The Year-Long Road to Recovery

Tomorrow marks the one-year anniversary of the passage of the American Recovery and Reinvestment Act, signed by President Obama in an effort to address the worst economic crisis the United States has seen since the Great Depression. Since its inception, the plan--an almost 800-billion-dollar package meant to jump-start the economy by saving and creating jobs--has been highly controversial. Proponents of the act contend that by cutting income taxes for certain individuals, giving money to states and large businesses, extending unemployment benefits, and commissioning public works projects, the act will stimulate the economy. They believe that America must spend its way out of the recession.

Opponents of the act have asserted that spending at this high level is incredibly irresponsible, as it increases the government's budget deficits and burdens future generations with a huge amount of debt.
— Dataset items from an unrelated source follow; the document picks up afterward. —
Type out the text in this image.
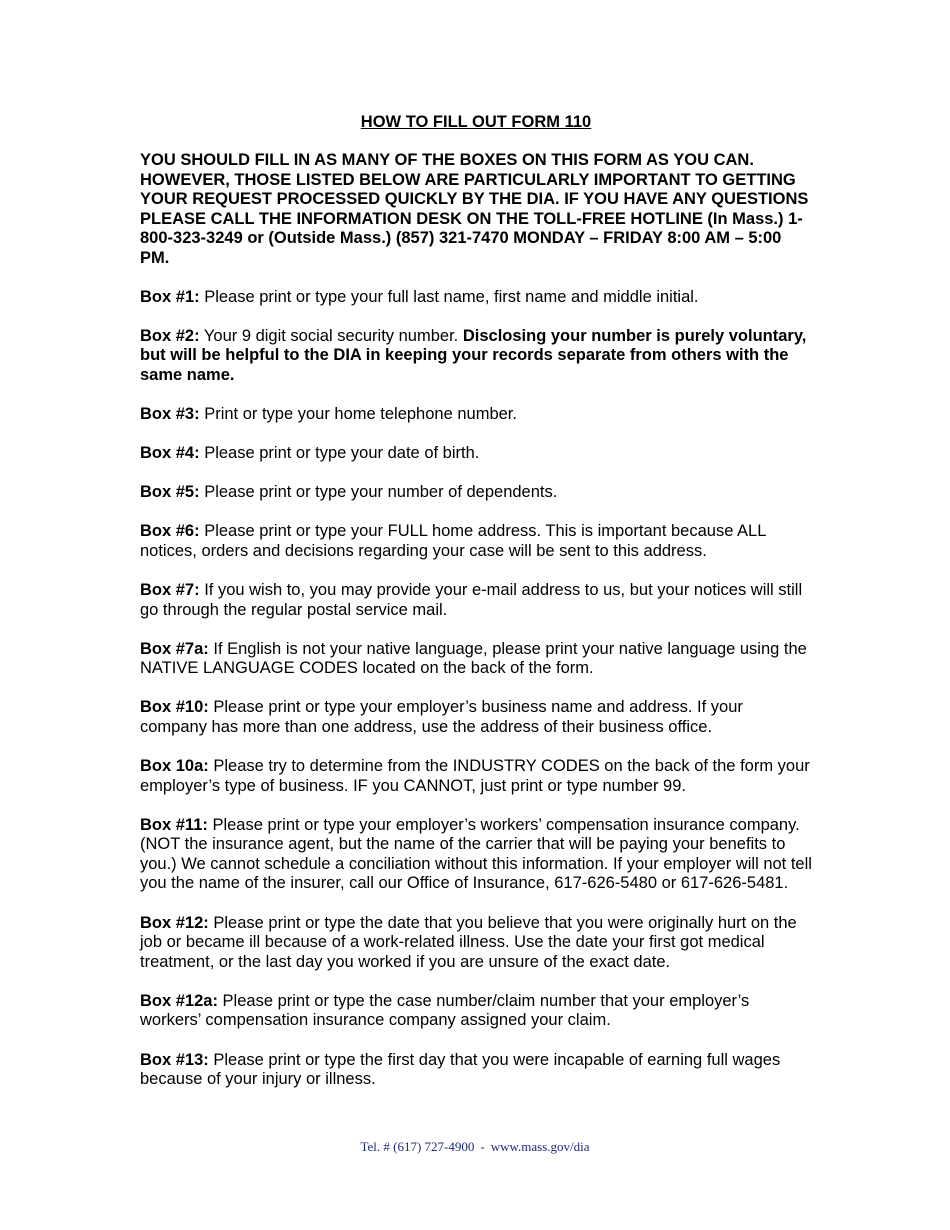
HOW TO FILL OUT FORM 110
YOU SHOULD FILL IN AS MANY OF THE BOXES ON THIS FORM AS YOU CAN. HOWEVER, THOSE LISTED BELOW ARE PARTICULARLY IMPORTANT TO GETTING YOUR REQUEST PROCESSED QUICKLY BY THE DIA. IF YOU HAVE ANY QUESTIONS PLEASE CALL THE INFORMATION DESK ON THE TOLL-FREE HOTLINE (In Mass.) 1-800-323-3249 or (Outside Mass.) (857) 321-7470 MONDAY – FRIDAY 8:00 AM – 5:00 PM.
Box #1: Please print or type your full last name, first name and middle initial.
Box #2: Your 9 digit social security number. Disclosing your number is purely voluntary, but will be helpful to the DIA in keeping your records separate from others with the same name.
Box #3: Print or type your home telephone number.
Box #4: Please print or type your date of birth.
Box #5: Please print or type your number of dependents.
Box #6: Please print or type your FULL home address. This is important because ALL notices, orders and decisions regarding your case will be sent to this address.
Box #7: If you wish to, you may provide your e-mail address to us, but your notices will still go through the regular postal service mail.
Box #7a: If English is not your native language, please print your native language using the NATIVE LANGUAGE CODES located on the back of the form.
Box #10: Please print or type your employer’s business name and address. If your company has more than one address, use the address of their business office.
Box 10a: Please try to determine from the INDUSTRY CODES on the back of the form your employer’s type of business. IF you CANNOT, just print or type number 99.
Box #11: Please print or type your employer’s workers’ compensation insurance company. (NOT the insurance agent, but the name of the carrier that will be paying your benefits to you.) We cannot schedule a conciliation without this information. If your employer will not tell you the name of the insurer, call our Office of Insurance, 617-626-5480 or 617-626-5481.
Box #12: Please print or type the date that you believe that you were originally hurt on the job or became ill because of a work-related illness. Use the date your first got medical treatment, or the last day you worked if you are unsure of the exact date.
Box #12a: Please print or type the case number/claim number that your employer’s workers’ compensation insurance company assigned your claim.
Box #13: Please print or type the first day that you were incapable of earning full wages because of your injury or illness.
Tel. # (617) 727-4900 - www.mass.gov/dia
They also argue that government spending will only serve to worsen economic conditions, and that what is needed is fiscal restraint and tax relief for all individuals and businesses.

Each side seems to have conflicting data supporting its position, with the White House reporting a dramatic increase in job creation and preservation, and watchdog groups reporting that the stimulus money has not done nearly enough good to justify the cost.

Ask your students to take a look and decide for themselves. They can access the details of the Recovery Act and can also look at the website of a watchdog group. Once your students understand the basic principles of the plan, stage a deliberation in your class in which students discuss the merits and drawbacks of th Recovery Act.

Students might also compare the government's response to the current crisis with previous administrations' responses to American economic crises, such as the Great Depression. Students could also assess the success of similar large-scale government spending programs like the New Deal of the 1930s and the Great Society programs of the 1960s.